The one constant in the Gold Fixing from its inception, apart from NM Rothschild, is of course the Bank of England, the central bank which controls and has always controlled the London Gold Market.

For example, the 1954 – 1968 period saw countless brazen attempts by the Bank of England and fellow central banks to cap the market price of gold at $35 per ounce, culminating in the infamous London Gold Pool, an experiment in gold price intervention from 1961 to 1968 which famously collapsed in March 1968 when the US Treasury ran out of Good Delivery gold bars despite the Bank of England as the Pool’s agent selling thousands of tonnes of gold into the Gold Fixings in late 1967 and early 1968.

But the the Bank of England had been regularly intervening into the Gold Fixing even before the London Gold Pool, to exercise what it aloofly called a ‘moderating influence’ on the gold price.
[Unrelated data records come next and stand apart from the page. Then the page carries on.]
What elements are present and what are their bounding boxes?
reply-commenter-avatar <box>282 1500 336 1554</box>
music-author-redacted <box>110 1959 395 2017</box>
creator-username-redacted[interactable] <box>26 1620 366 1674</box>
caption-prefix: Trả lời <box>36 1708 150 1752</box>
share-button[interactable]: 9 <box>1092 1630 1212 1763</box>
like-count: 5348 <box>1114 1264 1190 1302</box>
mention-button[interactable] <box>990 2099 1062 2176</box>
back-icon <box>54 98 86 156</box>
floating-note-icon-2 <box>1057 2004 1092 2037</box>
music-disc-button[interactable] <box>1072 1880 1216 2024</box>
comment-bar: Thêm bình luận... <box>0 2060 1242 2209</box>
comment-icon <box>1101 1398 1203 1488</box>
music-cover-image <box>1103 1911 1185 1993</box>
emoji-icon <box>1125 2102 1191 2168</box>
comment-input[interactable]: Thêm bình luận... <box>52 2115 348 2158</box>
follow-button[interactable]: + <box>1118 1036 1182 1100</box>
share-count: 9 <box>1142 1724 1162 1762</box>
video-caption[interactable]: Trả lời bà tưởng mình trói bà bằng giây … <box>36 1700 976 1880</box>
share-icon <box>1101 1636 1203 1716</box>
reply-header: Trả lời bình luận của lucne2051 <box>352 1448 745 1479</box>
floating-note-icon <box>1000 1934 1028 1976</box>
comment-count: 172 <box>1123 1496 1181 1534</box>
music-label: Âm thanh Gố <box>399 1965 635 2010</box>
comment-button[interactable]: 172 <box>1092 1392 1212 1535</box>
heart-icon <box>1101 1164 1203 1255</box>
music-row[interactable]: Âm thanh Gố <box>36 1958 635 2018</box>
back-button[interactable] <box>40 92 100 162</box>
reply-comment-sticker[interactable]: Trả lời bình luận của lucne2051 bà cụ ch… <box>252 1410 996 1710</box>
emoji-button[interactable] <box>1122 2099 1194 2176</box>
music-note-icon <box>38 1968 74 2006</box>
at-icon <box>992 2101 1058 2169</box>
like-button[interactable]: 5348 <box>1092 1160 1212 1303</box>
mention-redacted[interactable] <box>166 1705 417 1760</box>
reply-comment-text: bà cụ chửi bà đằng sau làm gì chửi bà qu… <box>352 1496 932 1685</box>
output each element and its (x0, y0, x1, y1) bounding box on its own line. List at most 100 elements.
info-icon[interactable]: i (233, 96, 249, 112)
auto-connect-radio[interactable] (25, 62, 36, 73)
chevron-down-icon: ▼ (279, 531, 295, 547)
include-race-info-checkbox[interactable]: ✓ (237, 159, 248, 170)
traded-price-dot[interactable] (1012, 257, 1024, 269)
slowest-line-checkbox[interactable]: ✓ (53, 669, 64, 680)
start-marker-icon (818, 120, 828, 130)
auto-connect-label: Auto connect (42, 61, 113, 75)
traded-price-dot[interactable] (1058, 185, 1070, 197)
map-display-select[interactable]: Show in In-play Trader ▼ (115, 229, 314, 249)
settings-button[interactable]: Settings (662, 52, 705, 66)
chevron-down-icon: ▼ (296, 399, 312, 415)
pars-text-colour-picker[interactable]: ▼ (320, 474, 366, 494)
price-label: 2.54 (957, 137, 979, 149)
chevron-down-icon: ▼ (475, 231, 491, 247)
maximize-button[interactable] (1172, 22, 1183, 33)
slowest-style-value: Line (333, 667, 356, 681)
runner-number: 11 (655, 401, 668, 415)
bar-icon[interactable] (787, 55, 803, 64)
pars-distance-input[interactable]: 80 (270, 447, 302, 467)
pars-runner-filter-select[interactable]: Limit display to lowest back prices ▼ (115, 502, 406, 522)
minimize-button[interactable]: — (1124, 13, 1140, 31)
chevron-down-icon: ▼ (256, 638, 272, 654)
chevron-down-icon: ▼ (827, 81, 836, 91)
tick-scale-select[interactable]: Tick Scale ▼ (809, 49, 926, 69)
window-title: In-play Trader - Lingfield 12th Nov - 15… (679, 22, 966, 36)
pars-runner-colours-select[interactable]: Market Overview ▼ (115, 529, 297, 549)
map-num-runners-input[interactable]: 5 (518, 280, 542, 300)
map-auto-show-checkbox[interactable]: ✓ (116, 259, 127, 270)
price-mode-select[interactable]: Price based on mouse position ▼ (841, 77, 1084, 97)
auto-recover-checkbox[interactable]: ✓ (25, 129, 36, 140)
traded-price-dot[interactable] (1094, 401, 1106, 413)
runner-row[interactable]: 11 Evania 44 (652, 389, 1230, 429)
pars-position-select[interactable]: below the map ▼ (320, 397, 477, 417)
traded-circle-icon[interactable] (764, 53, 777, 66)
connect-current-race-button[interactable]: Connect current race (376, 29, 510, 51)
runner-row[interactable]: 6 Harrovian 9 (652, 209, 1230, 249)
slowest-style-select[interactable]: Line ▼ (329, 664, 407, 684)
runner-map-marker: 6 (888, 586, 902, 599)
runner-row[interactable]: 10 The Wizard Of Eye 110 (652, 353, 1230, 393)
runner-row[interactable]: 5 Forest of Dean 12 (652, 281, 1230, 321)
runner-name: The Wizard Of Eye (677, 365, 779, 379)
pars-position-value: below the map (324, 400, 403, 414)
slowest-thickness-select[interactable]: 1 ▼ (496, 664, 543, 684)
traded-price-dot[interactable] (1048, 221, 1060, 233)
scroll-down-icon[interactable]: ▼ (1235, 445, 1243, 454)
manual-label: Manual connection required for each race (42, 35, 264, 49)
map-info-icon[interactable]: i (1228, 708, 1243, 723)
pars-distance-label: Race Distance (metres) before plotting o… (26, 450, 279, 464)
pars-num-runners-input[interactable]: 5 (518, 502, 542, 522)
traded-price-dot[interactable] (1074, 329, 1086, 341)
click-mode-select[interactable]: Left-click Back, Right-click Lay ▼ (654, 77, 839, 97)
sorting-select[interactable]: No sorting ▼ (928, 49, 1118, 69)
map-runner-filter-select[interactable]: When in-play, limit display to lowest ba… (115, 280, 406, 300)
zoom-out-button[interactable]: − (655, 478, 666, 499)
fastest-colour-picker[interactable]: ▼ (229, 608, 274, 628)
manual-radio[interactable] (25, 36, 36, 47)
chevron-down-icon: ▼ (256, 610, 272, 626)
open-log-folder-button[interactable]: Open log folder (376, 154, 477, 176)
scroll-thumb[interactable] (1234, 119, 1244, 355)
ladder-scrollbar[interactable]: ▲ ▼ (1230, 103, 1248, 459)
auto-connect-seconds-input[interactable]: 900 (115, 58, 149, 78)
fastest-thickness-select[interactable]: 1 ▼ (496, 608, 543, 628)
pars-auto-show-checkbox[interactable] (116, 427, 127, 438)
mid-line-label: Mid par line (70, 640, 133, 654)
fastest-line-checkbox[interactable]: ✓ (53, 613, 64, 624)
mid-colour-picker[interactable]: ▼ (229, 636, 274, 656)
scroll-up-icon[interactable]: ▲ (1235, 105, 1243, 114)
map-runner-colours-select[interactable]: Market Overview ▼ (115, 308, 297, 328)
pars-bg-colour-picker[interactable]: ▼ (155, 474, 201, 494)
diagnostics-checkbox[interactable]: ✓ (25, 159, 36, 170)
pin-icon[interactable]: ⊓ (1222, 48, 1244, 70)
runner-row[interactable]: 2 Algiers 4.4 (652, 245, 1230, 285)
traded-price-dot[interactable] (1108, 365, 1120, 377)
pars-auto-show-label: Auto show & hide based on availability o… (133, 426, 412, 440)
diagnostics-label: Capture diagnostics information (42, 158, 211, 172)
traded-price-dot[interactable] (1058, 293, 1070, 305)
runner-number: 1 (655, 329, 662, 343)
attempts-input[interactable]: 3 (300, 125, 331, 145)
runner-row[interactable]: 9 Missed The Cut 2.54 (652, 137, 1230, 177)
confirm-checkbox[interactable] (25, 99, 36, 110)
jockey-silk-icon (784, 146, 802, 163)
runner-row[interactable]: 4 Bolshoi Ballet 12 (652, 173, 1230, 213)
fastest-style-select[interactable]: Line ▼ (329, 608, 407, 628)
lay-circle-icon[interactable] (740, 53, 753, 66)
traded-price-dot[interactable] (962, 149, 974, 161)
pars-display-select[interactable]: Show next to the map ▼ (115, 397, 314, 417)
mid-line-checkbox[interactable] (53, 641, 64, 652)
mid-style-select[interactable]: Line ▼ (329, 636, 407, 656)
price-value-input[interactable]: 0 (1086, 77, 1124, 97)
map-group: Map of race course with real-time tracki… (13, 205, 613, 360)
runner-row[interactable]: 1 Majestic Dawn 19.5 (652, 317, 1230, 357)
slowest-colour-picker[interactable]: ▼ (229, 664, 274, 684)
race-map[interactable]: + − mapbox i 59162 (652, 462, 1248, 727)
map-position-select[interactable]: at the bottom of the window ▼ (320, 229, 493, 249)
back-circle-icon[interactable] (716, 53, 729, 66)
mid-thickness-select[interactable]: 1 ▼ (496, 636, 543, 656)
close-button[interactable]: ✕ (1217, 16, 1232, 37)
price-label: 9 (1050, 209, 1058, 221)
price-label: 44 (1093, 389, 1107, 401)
This is starkly illustrated in the following passage from a Bank of England’s Quarterly Bulletin in 1964 in which it wrote (page 16):

The Bank of England are not physically represented at the fixing. But they are able, like any other operator, effectively to participate in the fixing by passing orders by telephone through their bullion broker and at the fixing they use exclusively the services of the chairman of the market, namely, Rothschilds.

…, the Bank aim, as in the case of the foreign exchange and gilt-edged markets, to exercise, so far as they are able, a moderating influence on the market, in order to avoid violent and unnecessary movements in the price and thus to assist the market in the carrying on of its business.”

After the London Gold Pool collapsed in March 1968, the gold market reopened after two weeks using a two tier approach of an official gold price pegged at $35 per ounce for central banks, and a supposedly ‘free market’ gold price for everyone else. Notably, upon reopening, the daily Gold Fixing of Rothschild and friends switched to being priced in US dollars, and an afternoon fixing meeting was added 3:00 pm so as to allow the Bank of England and the five fixers to exert more control over morning trading hours in New York.